Not that all such public appearances are a piece of cake. This suspicion is borne out by D’Arcy’s horror story about a disco job he reluctantly took some years ago and which turned out to a nightmare.
Advertisement
“I can laugh at it now, but it was awful at the time,” he recalls. “It happened when I took this booking for a disco in Rathvilly Community Centre in County Carlow. It hardly seemed like a major adventure initially, but when I got there I found that the community centre was more like a cowshed and looked and smelled a lot like one too.
“That was bad enough, but I also noticed that the electricity service to this cowshed was not exactly state of the art,” he adds. “Shortly after the gig got under way, the lighting failed and in due course the power supply for the disco equipment spluttered off as well, so the whole thing ended very early and in total darkness!”
“I generally avoid disco appearances,” he concludes diplomatically.
D’Arcy’s media career began way back when he presented Rogha Re, Irish for Ray’s Choice, on his local pirate radio station in Kildare. “Even to-day,” he admits, “although I don’t actually work on radio, when I hear a record in the car I do imaginary introductions in my head.”
In fact he has always had a fascination with radio and says he even remembers as a mere lad selling his bike to get some DJ gear. “My mother was so upset that she cried and she subsequently borrowed £200 for me to get proper gear, although I still think that she was convinced I was wasting my time.”
His break into the dizzying world of the boob-tube came when he answered an advertisement for presenters for Jo-Maxi, and scored one of the positions. Then when Ian Dempsey got too big to be seen talking to toys in public on Dempsey’s Den, D’Arcy got the unenviable job of having to follow in the footsteps of the man who had charmed the nation as the natural foil for the zany antics of Zig and Zag on their way to becoming household names.
As a big fan of Ian Dempsey, D’Arcy was worried initially about whether he could handle the gig, but after the first tentative week he felt he could do it and in due course settled in as Dempsey’s natural successor. He had only made himself comfortable in that role than he was approached by Frontier Films to host their planned Blackboard Jungle quiz programme for school and college-goers from all over the country and he slipped into quizmaster mode with equal aplomb.
Advertisement
The recording of Blackboard Jungle imposes a gruelling schedule not only on D’Arcy but on all the crew – including George Byrne of this parish and Paul Cleary who are given the task of stockpiling a mountain of suitably-challenging questions. The entire rehearsing and shooting of a staggering 96 separate programmes have to be crammed into six hectic weeks.
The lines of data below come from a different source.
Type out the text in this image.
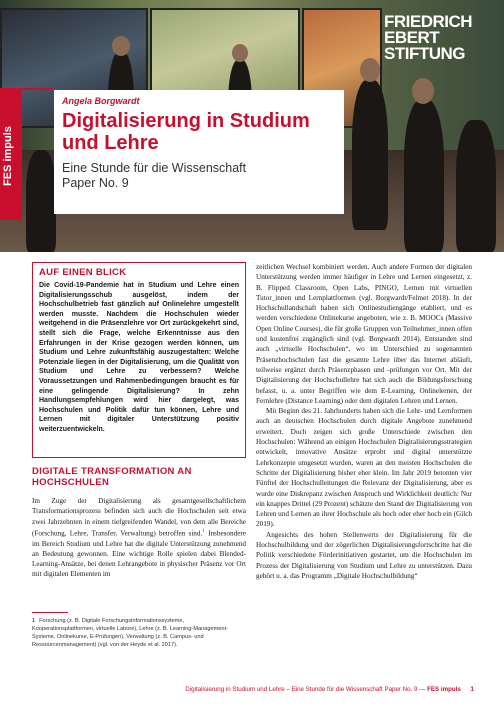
FRIEDRICH
EBERT
STIFTUNG
FES impuls
Angela Borgwardt
Digitalisierung in Studium und Lehre
Eine Stunde für die Wissenschaft
Paper No. 9
AUF EINEN BLICK

Die Covid-19-Pandemie hat in Studium und Lehre einen Digitalisierungsschub ausgelöst, indem der Hochschulbetrieb fast gänzlich auf Onlinelehre umgestellt werden musste. Nachdem die Hochschulen wieder weitgehend in die Präsenzlehre vor Ort zurückgekehrt sind, stellt sich die Frage, welche Erkenntnisse aus den Erfahrungen in der Krise gezogen werden können, um Studium und Lehre zukunftsfähig auszugestalten: Welche Potenziale liegen in der Digitalisierung, um die Qualität von Studium und Lehre zu verbessern? Welche Voraussetzungen und Rahmenbedingungen braucht es für eine gelingende Digitalisierung? In zehn Handlungsempfehlungen wird hier dargelegt, was Hochschulen und Politik dafür tun können, Lehre und Lernen mit digitaler Unterstützung positiv weiterzuentwickeln.

DIGITALE TRANSFORMATION AN HOCHSCHULEN

Im Zuge der Digitalisierung als gesamtgesellschaftlichem Transformationsprozess befinden sich auch die Hochschulen seit etwa zwei Jahrzehnten in einem tiefgreifenden Wandel, von dem alle Bereiche (Forschung, Lehre, Transfer, Verwaltung) betroffen sind.$^1$ Insbesondere im Bereich Studium und Lehre hat die digitale Unterstützung zunehmend an Bedeutung gewonnen. Eine wichtige Rolle spielen dabei Blended-Learning-Ansätze, bei denen Lehrangebote in physischer Präsenz vor Ort mit digitalen Elementen im

zeitlichen Wechsel kombiniert werden. Auch andere Formen der digitalen Unterstützung werden immer häufiger in Lehre und Lernen eingesetzt, z. B. Flipped Classroom, Open Labs, PINGO, Lernen mit virtuellen Tutor_innen und Lernplattformen (vgl. Borgwardt/Felmet 2018). In der Hochschullandschaft haben sich Onlinestudiengänge etabliert, und es werden verschiedene Onlinekurse angeboten, wie z. B. MOOCs (Massive Open Online Courses), die für große Gruppen von Teilnehmer_innen offen und kostenfrei zugänglich sind (vgl. Borgwardt 2014). Entstanden sind auch „virtuelle Hochschulen“, wo im Unterschied zu sogenannten Präsenzhochschulen fast die gesamte Lehre über das Internet abläuft, teilweise ergänzt durch Präsenzphasen und -prüfungen vor Ort. Mit der Digitalisierung der Hochschullehre hat sich auch die Bildungsforschung befasst, u. a. unter Begriffen wie dem E-Learning, Onlinelernen, der Fernlehre (Distance Learning) oder dem digitalen Lehren und Lernen.

Mit Beginn des 21. Jahrhunderts haben sich die Lehr- und Lernformen auch an deutschen Hochschulen durch digitale Angebote zunehmend erweitert. Doch zeigen sich große Unterschiede zwischen den Hochschulen: Während an einigen Hochschulen Digitalisierungsstrategien entwickelt, innovative Ansätze erprobt und digital unterstützte Lehrkonzepte umgesetzt wurden, waren an den meisten Hochschulen die Schritte der Digitalisierung bisher eher klein. Im Jahr 2019 betonten vier Fünftel der Hochschulleitungen die Relevanz der Digitalisierung, aber es wurde eine Diskrepanz zwischen Anspruch und Wirklichkeit deutlich: Nur ein knappes Drittel (29 Prozent) schätzte den Stand der Digitalisierung von Lehren und Lernen an ihrer Hochschule als hoch oder eher hoch ein (Gilch 2019).

Angesichts des hohen Stellenwerts der Digitalisierung für die Hochschulbildung und der zögerlichen Digitalisierungsfortschritte hat die Politik verschiedene Förderinitiativen gestartet, um die Hochschulen im Prozess der Digitalisierung von Studium und Lehre zu unterstützen. Dazu gehört u. a. das Programm „Digitale Hochschulbildung“

1 Forschung (z. B. Digitale Forschungsinformationssysteme, Kooperationsplattformen, virtuelle Labore), Lehre (z. B. Learning-Management-Systeme, Onlinekurse, E-Prüfungen), Verwaltung (z. B. Campus- und Ressourcenmanagement) (vgl. von der Heyde et al. 2017).
Digitalisierung in Studium und Lehre – Eine Stunde für die Wissenschaft Paper No. 9 — FES impuls 1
“One of the most important things I have to watch is the pronunciation of any odd or unusual words, but I usually run through them very thoroughly the night before we tape each show,” he explains.
The series has received the ultimate accolade by being the subject of heated complaints to Arthur Murphy’s Mailbag, including prurient objections to the use of suspected rude words or lamenting the boisterous cheering which sometimes reveals a partisan audience lacking in Lord Lonsdale’s traditional sense of fair play.
Although the stories about hilariously wrong answers have yet to become as legion, or as legendary, as Larry Gogan’s Just A Minute Quiz, D’Arcy’s Blackboard Jungle is amassing a tidy pile, including the contestant who, when asked for the name of actor who played the title role in Malcolm X, replied ‘Mel Gibson’. On another occasion the contestant was asked to give the more accurate name for the constellation known as the Little Bear and confidently, but alas wrongly, answered ‘Morris Minor’.
D’Arcy’s interest in music obviously contributes to his suitability for both The Den and Blackboard Jungle and his eclectic tastes range from Ray Charles to Us 3, or, as he says himself, anything with soul. But what we want to know is whether he ever paid his mother back that £200.
• Ray D’Arcy presents Blackboard Jungle every Monday, Wednesday and Friday on RTE Network 2 at 8pm.